8 entry daha
  • melek cebrail'in “meryem adında bir bakireye” göründüğü küçük mezranın, köyün ya da kimbilir belki kasabanın adı olan (ama kesinlikle bir “şehrin” değil) nasıra, yunanca nasara, antik filistin hakkındaki en zengin bilgi kaynaklarından olan, ı. yüzyılın romalı yazarı flavius josephus'un bilmediği ve eski ahit’te var olmayan bir yerdir. matta incili’nde, taberiye gölü olarak da bilinen genesaret gölü'ne yakın olduğundan, aşağı celile’de bulunduğunu yazar; isa’nın çocukluk ve ergenlik çağları işte burada geçmiştir. öte yandan, isa orada değil beytüllahim’de doğmuştur çünkü, meryem hamileyken yusuf ona, augustus fermanına göre sayım yaptırmak için oraya gitmesi gerektiğini söylemiştir. nitekim, yusuf beytüllahimlidir. matta’ya göre, mısır’a kaçıştan sonra, yusuf nasıra’ya döner, "bu, peygamberlerin aracılığıyla bildirilen ona nasıralı denecektir" sözü yerine gelsin diye oldu. (mt, ıı, 23) sorun şu ki, hiçbir peygamber nasıralı’dan bahsetmemiştir, nasıra isminden de.
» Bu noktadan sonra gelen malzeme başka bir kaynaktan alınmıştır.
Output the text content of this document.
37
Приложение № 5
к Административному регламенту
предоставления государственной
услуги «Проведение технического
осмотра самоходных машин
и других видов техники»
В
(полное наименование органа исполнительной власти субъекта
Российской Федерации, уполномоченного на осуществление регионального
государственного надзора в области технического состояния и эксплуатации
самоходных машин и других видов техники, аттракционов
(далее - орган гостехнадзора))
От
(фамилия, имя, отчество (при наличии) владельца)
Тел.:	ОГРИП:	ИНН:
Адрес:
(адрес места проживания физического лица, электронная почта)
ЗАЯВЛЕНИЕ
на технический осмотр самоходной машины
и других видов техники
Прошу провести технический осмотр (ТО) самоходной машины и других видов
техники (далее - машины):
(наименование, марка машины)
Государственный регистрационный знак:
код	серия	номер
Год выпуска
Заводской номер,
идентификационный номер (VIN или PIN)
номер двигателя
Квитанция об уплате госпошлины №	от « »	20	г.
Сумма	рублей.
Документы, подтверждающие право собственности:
    sözcüğün kendisi yeni bir soru sordurmaktadır: matta, nazoraios yazdığı halde, markos, luka ve yuhanna, ardından da resullerin işleri, isa’yı anlatmak için nazarenos sözcüğünü kullanırlar, bu da daha dar anlamlı olup “nasıra’da yaşayan” demektir. bu söz sonraları havariler için de kullanıldı. acaba bu, ibranice netser, “evlat''tan türemiş bir sözcük müydü? hayır, çünkü tsadik harfinin “z” sesini içermiyord. o halde nazir, yani “çileciden mi geldi? hayır, çünkü, isa bir çileci değildi. incil'i yazanları bile ikiye bölen tuhaf bu yeni sözcük, belki de yalnızca “nasıra’da yaşayan” anlamına geliyordu.
    peki bu yer nerededir?

    burası ancak celile’nin tepelerinden birinin yamacında, jezreel ovasının girişinde bulunan, bugün olduğu gibi tarif edilen ve adı el nasira olan yer olabilir: burası kuş uçuşuyla genesaret gölünden yirmi kilometre uzaktadır, hâlbuki markos ve luka burayı gölün doğu kıyısına yerleştiriyordu. burası luka'nın bahsettiği nasıra olamazdı, çünkü, orası bir dağın üstünde bulunuyordu. aslında, isa bu yerin sinagogunda vaaz verdiğinde ve cemaate imansız oluşları nedeniyle mucize yapamayacağını ilan ettiğinde, öfkelenen cemaat onu dağın tepesine götürdü; onu oradan aşağı atmayı planlıyorlardı. öte yandan, günümüzde ve şüphesiz orta çağ’dan beri bu eziyetin meydana geldiği yer olarak gösterilen dik bayır şimdiki nasıra’nın iki kilometre ötesinde bulunuyordu.

    civarda bol bol bulunan ve çiftçilerin hasatlarını koydukları mağaralar nedeniyle nasıra isminin “gizlemek” anlamına gelen nesr kökeninden geldiği iddia edildi; ama insanların yaşadığı bu isimde bir yer bulunduğuna dair kanıt yoktur. arkeoloji, sitenin ne prehistoryada ne de sonradan bizim çağımızda var olduğunu doğruluyor. orada gerçekten bulunan yıkıntı ve yapılar ı. yüzyıldan sonraki döneme aittirler.

    en akla yakın varsayıma göre, nasıra'nın varlığı yeni ahit’te çok sık kullanılan nazoraios ve (nazoraios sözcüğü nasıra’da yaşayan birini ifade edemediğinden dolayı) farklı bir anlam taşıyan nazarenos arasında fonetik bir çatışmadan geliyor. yunanca sözcük nazoraios’un, aram dilinde nasorayya sözcüğünden gelmesi daha büyük bir ihtimal, bu sözcük ilk kilise’de bir gnostik hıristiyan tarikatını tasvir ediyordu.

    sonradan, hıristiyanlar markos, luka ve yuhanna incillerini doğrulayacak bir site kurmuş olmalılar.

    zaten, her koşulda isa, bu varlığı şüpheli kasabaya bağlı görünmüyor çünkü, yahya’nın kendisini vaftiz etmesinden sonra gidip kefar nahum’a yerleşmiştir.
    ama bir efsaneyi yadsımak tehlikelidir, ne de olsa halen daha “nasıralı isa’dan” söz edilmeye devam ediliyor.